On regulation – when is it good to be unimportant?

When it means you are in danger of being systematically important…..being designated a Systematically Important Financial Institution (SIFI) by the FSOC will have very severe and onerous consequences for the firm in question.

There was a time when being important was a good thing, well the same does not apply to being a SIFI. SIFI designated firms will have greater capital adequacy requirements placed upon them, as well increased scrutiny through tougher oversight and reporting requirements on risk management processes, liquidity and credit exposure. What this translates to is greater cost and lowered capability to leverage existing capital to make new money. In competitive terms it means a SIFI firm will find it more difficult to compete with a non-SIFI firm.

There are two ways you can end up being SIFI, the FSOC put you on their list – a subjective assessment – or you fail the 3 stage quantitative test as outlined by the FSOC recently – the headline test in Stage One of the assessment being $50bn in consolidated assets.

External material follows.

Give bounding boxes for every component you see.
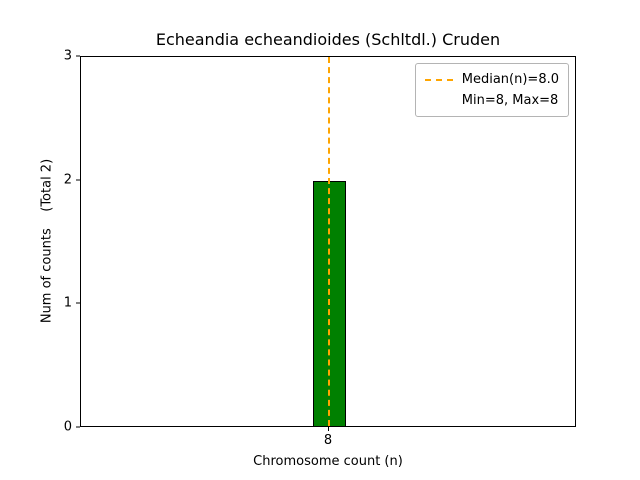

The other tests in Stage One include exposure to CDS, leverage, derivatives, liabilities and debt exposure.

Based on these criteria it is possible that some of the larger Money Market funds will be classified as SIFI, which means there non-SIFI designated competitor funds will have a competitive edge on them.

A recent Moody’s report indicates up to 100 firms could be classified as being SIFI, including up to 7 of the largest Money Market funds.